Lagrangian of an elastic pendulum

Question

I'm trying to understand the way my teacher found the Lagrangian of an elastic pendulum.

Given a spring pendulum connected to the origin, the equilibrium point is $(0,0,\frac{-mg}{k})$.

The length of the relaxed spring is $0$.

The Lagrangian with respect to the equilibrium point is $$ L = \frac{1}{2}m \dot r^2 - \frac{k}{2} r^2. $$

I don't understand why the gravitational potential energy wasn't taken into account.

Can it be related to the given initial conditions? The mass starts at the equilibrium point with velocity $v$ to the right ($x$ direction).

Answer 1

I don't understand why the gravitational potential energy wasn't taken into account.

The reasoning goes as follows. Suppose we have $U_g(x)= m g x$ and $U_e(x)= \frac{1}{2} k x^2$ where $x=0$ is at the unstretched position. Then the minimum total potential is found at $\frac{d}{dx}(U_g(x)+U_e(x))=0$. Call that minimum point $x_0=-gm/k$.

Now, we can make a coordinate transform $x \rightarrow X - x_0$ and we can write the total potential as $$U_g(X) + U_e(X) = \frac{k}{2} X^2-\frac{g^2 m^2}{2 k}$$ but since the constant term drops out of all of the equations of motion we can drop it from the Lagrangian without changing anything so we can get a simplified potential $$U_s(X)=\frac{k}{2} X^2 = U_e(X)$$

So the reason that we neglect the gravitational potential energy is that if we set our coordinate $X$ to be zero at the minimum potential (the equilibrium point) then the only effect of the gravitational potential is a constant offset, which can be dropped.

Answer 2

I don't think that the Lagrangian that your teacher found is correct ?
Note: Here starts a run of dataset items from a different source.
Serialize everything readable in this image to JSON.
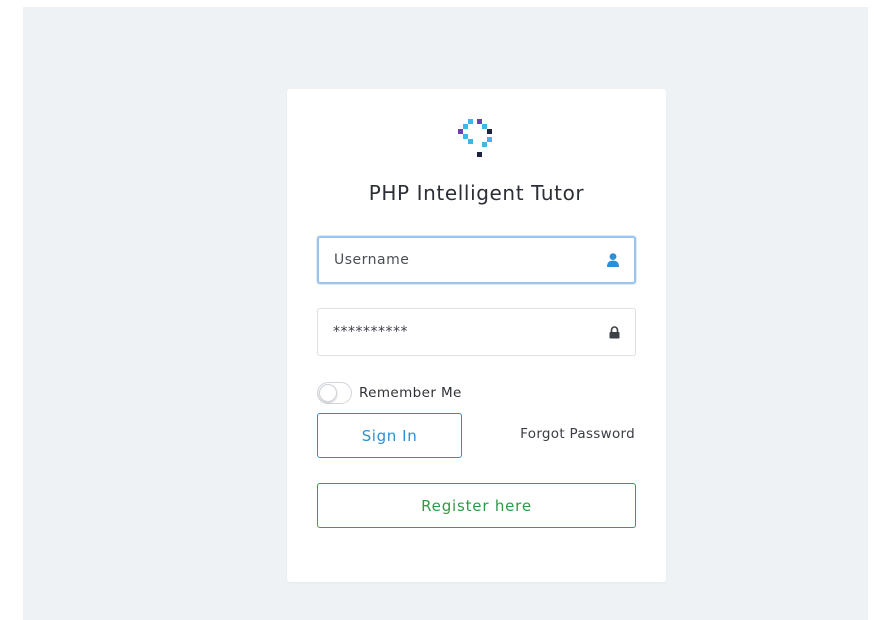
{
  "app": {
    "title": "PHP Intelligent Tutor"
  },
  "login": {
    "username_placeholder": "Username",
    "username_value": "",
    "password_value": "**********",
    "remember_label": "Remember Me",
    "remember_checked": false,
    "sign_in_label": "Sign In",
    "forgot_label": "Forgot Password",
    "register_label": "Register here"
  },
  "icons": {
    "logo": "pixel-diamond-logo",
    "username": "user-icon",
    "password": "lock-icon"
  },
  "colors": {
    "background": "#eef2f5",
    "primary": "#2c8fd6",
    "success": "#36a04b",
    "logo_blue": "#3bb8e8",
    "logo_purple": "#6b3fb5",
    "logo_navy": "#1c2340"
  }
}
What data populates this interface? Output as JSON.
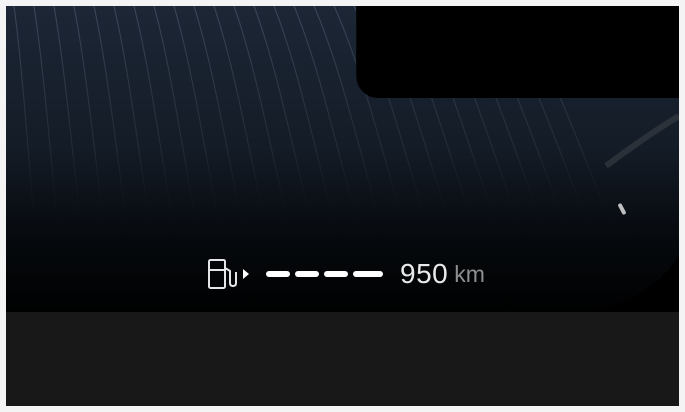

you have two generalized coordinate die spring deflection $~r(t)~$ and the angle $~\varphi(t)~$ \begin{align*} &\text{stating with the position vector}\\ &\mathbf{R}= \left[ \begin {array}{c} r\sin \left( \varphi \right) \\ r\cos \left( \varphi \right) \end {array} \right]\\ &\text{the kinetic energy}\quad, T=\frac{m}{2}\mathbf{v}\cdot \mathbf{v}\quad,\mathbf{v}=\mathbf{\dot{R}}\\ & \text{the potential energy}\quad, U=-m\,g\,\mathbf R_y-\frac{k}{2}\,r^2\\\\ &\text{the Lagrangian} \\ &\mathcal{L}=T+U = \frac{1}{2}\left[m \left( {{\it pr}}^{2}+{r}^{2}{p\varphi }^{2} \right) -2\,mgr\cos \left( \varphi \right) -k{r}^{2} \right] \end{align*}

with EL you obtain the EOM's

\begin{align*} & {\ddot{r}}+{\frac {-m\,r{\dot\varphi }^{2}+m\,g\cos \left( \varphi \right) +k r}{m}} =0\\ &\ddot\varphi -{\frac {-2\,\dot\varphi \,{\dot r}+g\sin \left( \varphi \right) }{r}} =0 \end{align*}

put the time derivative in the EOM's equal zero and solve for $~r~,\varphi~$ you obtain the equilibrium state

$$r_0=-\frac{m\,g}{k}~,\varphi_0=0$$

thus:

the Lagrangian from the equilibrium state is:

$$\mathcal{L}=\mapsto\mathcal{L}(r=r-r_0,\varphi)$$